In the book Powell says, "I am afraid to tell you who I am, because if I tell you who I am and you don't like who I am – Thats all I have." So we create masks – we present to people an image of ourselves that we think they want to see. That way we can avoid the risk of rejection. Because if I present a mask, and you reject that mask, I can always create a new mask.
I spent my life until I was 50 living a lie. I know I should have been born female, but I was not. So to express myself the way I felt, would have led to ridcule and rejection. Instead I tried to be the man everyone seemed to believe I should be, I missed out on so much. When I finally did change gender and showed people who I really was I did experience a huge amount of rejection and ridicule. But the joy I experienced from the real acceptance I encountered, the real friends who accepted me just as I was, was worth all the rejection.
There was another benefit. All my life I lived in fear of being outed, of people discovering my terrible secret self. Once I showed the world who I was, all other fears were easy to face. It was like going through my own room 101 and coming out of that experience was the most liberating I have ever encourntered.
I spend a lot of my time coaching people to speak in public and most people believe that speaking to a group of people is the number one fear. In fact very few people are really afraid of speaking in public, What they are afraid of is making a fool of themselves... ridicule, embarassment – and standing up in front of a group of people and speaking without any training is a pretty good way to guarantee embarassment and ridicule. The problem is that many of us had teachers at school who did not understand this and ritually embarassed us. So we grow up belieiving that we cannot speak to a group of people, when actually we are just trying desparately to avoid the early humuliating experiences of speaking in public.

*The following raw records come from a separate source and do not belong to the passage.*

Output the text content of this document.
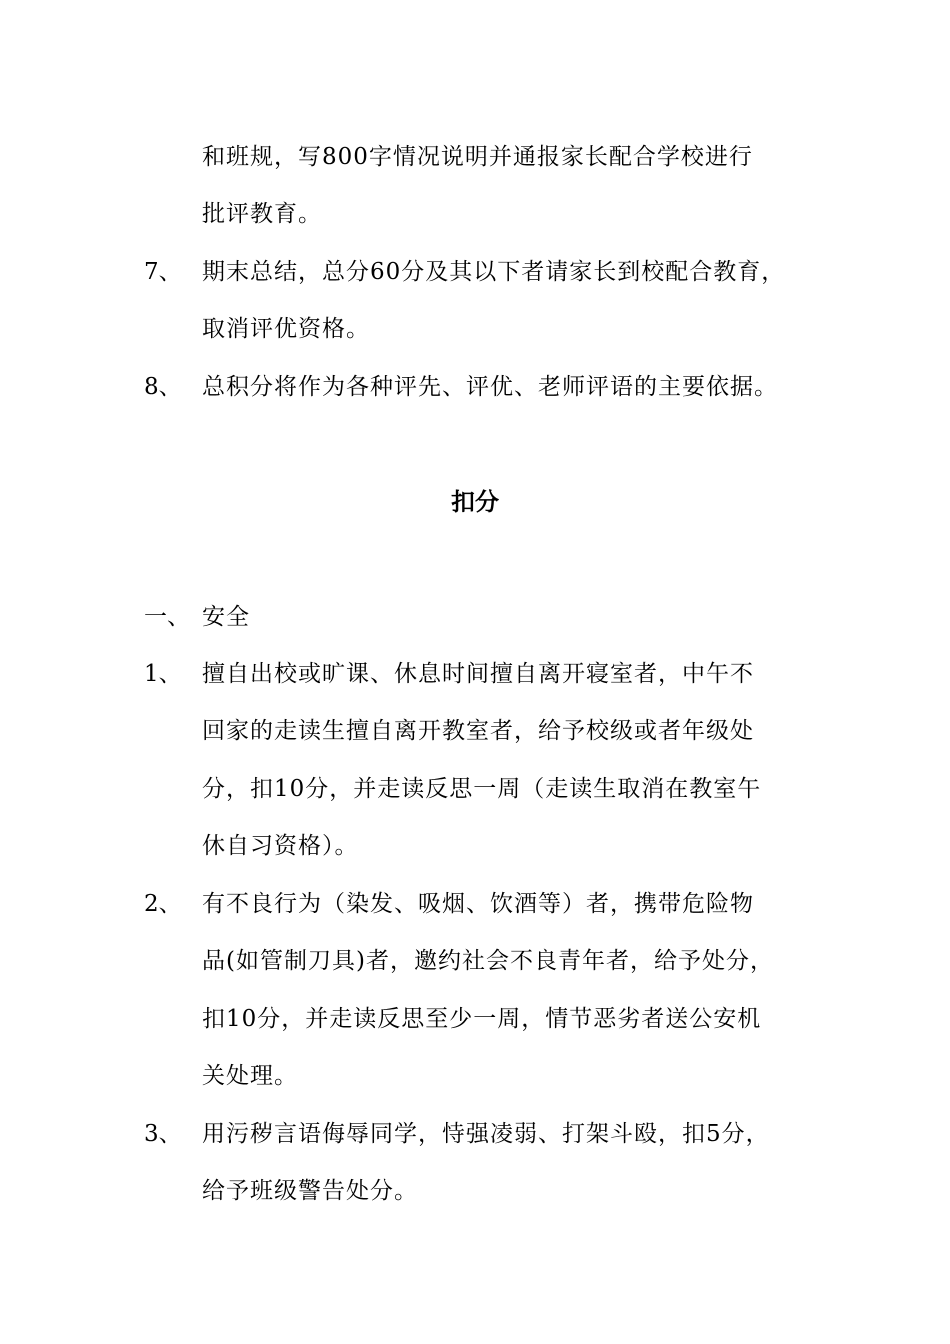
和班规，写800字情况说明并通报家长配合学校进行
批评教育。
7、 期末总结，总分60分及其以下者请家长到校配合教育，
取消评优资格。
8、 总积分将作为各种评先、评优、老师评语的主要依据。
扣分
一、 安全
1、 擅自出校或旷课、休息时间擅自离开寝室者，中午不
回家的走读生擅自离开教室者，给予校级或者年级处
分，扣10分，并走读反思一周（走读生取消在教室午
休自习资格）。
2、 有不良行为（染发、吸烟、饮酒等）者，携带危险物
品(如管制刀具)者，邀约社会不良青年者，给予处分，
扣10分，并走读反思至少一周，情节恶劣者送公安机
关处理。
3、 用污秽言语侮辱同学，恃强凌弱、打架斗殴，扣5分，
给予班级警告处分。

There are consequences to being yourself – not everyone will thank you and you have to be prepared for the worst – but I found that when things were even worse than my worst fears, when it happened, it was never nearly as bad an experience as I had expected. Our greatest fear is actually fear itself.. As a speaker I have had every possible thing that can go wrong go wrong. I don't often make the same mistake twice, instead I try to use the experience to prevent it from happening again - which in turn helps me to be more confident and successful.